Let’s hope they don’t overshadow a significant development that emerged the same day: A scientific study that provides strong support for the importance and safety of Keystone XL.
The publication was a long-awaited report from the National Research Council (NRC), which looked into the effects of oil sands crude (a.k.a. diluted bitumen, or dilbit) on pipelines. Critics have long charged that dilbit – particularly the crude produced from Canada’s oil sands region – is somehow different from conventional crudes, increasing the likelihood of corrosion, ruptures and spills. It has been one of the chief arguments against going forward with Keystone XL.
The NRC report makes clear these claims are baseless.
“Diluted bitumen has no greater likelihood of accidental pipeline release than other crude oils,” according to the NRC. “The committee that wrote the report found that diluted bitumen has physical and chemical properties within the range of other crude oils and that no aspect of its transportation by pipeline would make it more likely than other crude oils to cause an accidental release.”

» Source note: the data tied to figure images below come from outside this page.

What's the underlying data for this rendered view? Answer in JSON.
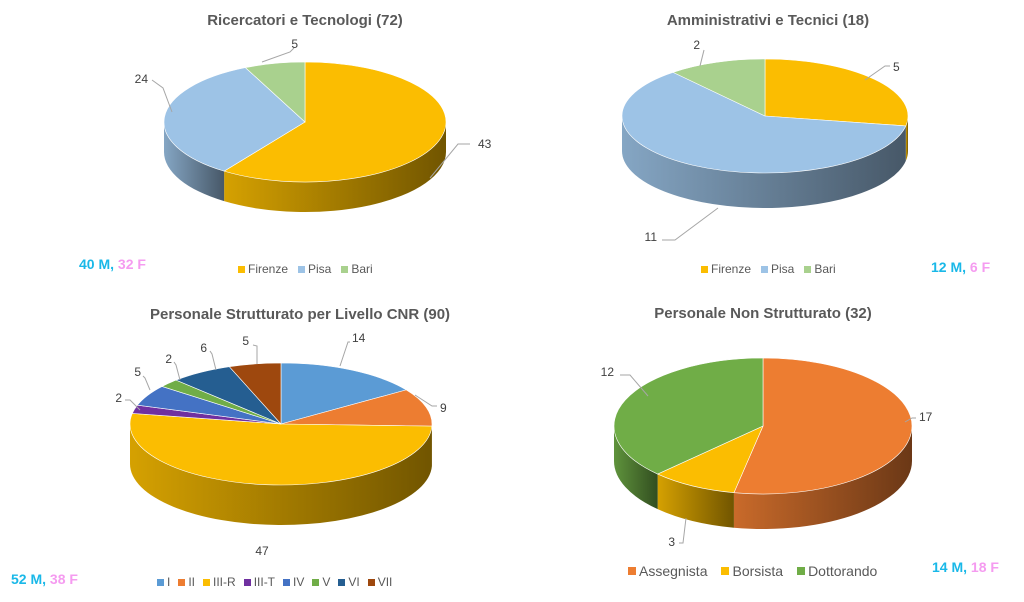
{
  "colors": {
    "male": "#19b8e8",
    "female": "#f59bf0",
    "label_text": "#404040",
    "leader_line": "#a6a6a6"
  },
  "chart_data": [
    {
      "id": "c1",
      "type": "pie",
      "subtype": "3d-pie",
      "title": "Ricercatori e Tecnologi (72)",
      "categories": [
        "Firenze",
        "Pisa",
        "Bari"
      ],
      "values": [
        43,
        24,
        5
      ],
      "colors": [
        "#fbbd01",
        "#9dc3e6",
        "#a9d18e"
      ],
      "legend": "bottom",
      "gender": {
        "male": "40 M,",
        "female": "32 F"
      }
    },
    {
      "id": "c2",
      "type": "pie",
      "subtype": "3d-pie",
      "title": "Amministrativi e Tecnici (18)",
      "categories": [
        "Firenze",
        "Pisa",
        "Bari"
      ],
      "values": [
        5,
        11,
        2
      ],
      "colors": [
        "#fbbd01",
        "#9dc3e6",
        "#a9d18e"
      ],
      "legend": "bottom",
      "gender": {
        "male": "12 M,",
        "female": "6 F"
      }
    },
    {
      "id": "c3",
      "type": "pie",
      "subtype": "3d-pie",
      "title": "Personale Strutturato per Livello CNR (90)",
      "categories": [
        "I",
        "II",
        "III-R",
        "III-T",
        "IV",
        "V",
        "VI",
        "VII"
      ],
      "values": [
        14,
        9,
        47,
        2,
        5,
        2,
        6,
        5
      ],
      "colors": [
        "#5b9bd5",
        "#ed7d31",
        "#fbbd01",
        "#7030a0",
        "#4472c4",
        "#70ad47",
        "#255e91",
        "#9e480e"
      ],
      "legend": "bottom",
      "gender": {
        "male": "52 M,",
        "female": "38 F"
      }
    },
    {
      "id": "c4",
      "type": "pie",
      "subtype": "3d-pie",
      "title": "Personale Non Strutturato (32)",
      "categories": [
        "Assegnista",
        "Borsista",
        "Dottorando"
      ],
      "values": [
        17,
        3,
        12
      ],
      "colors": [
        "#ed7d31",
        "#fbbd01",
        "#70ad47"
      ],
      "legend": "bottom",
      "gender": {
        "male": "14 M,",
        "female": "18 F"
      }
    }
  ]
}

That sounds a lot like what a researcher at Canada’s leading national research laboratory told the press last year about his own study into the matter: “We did not see any difference whatsoever” between crude from oil sands and other crudes.
The NRC report also confirms what the oil and natural gas industry has discovered in our years working in the oil sands. We have studied this issue extensively. After all, we have an interest in making sure our pipelines last long, operate safely, and are not threatened by the products they carry to markets and consumers.
The comprehensive nature of the National Research Council’s study should put an end to the flawed argument about oil sands corrosivity. As an official with the Canadian Association of Petroleum Producers told Bloomberg News, “It does provide a very definitive conclusion.”
Of course, the real conclusion will come when the president approves Keystone XL and the project finally gets built. The NRC report gives President Obama one more reason to do so.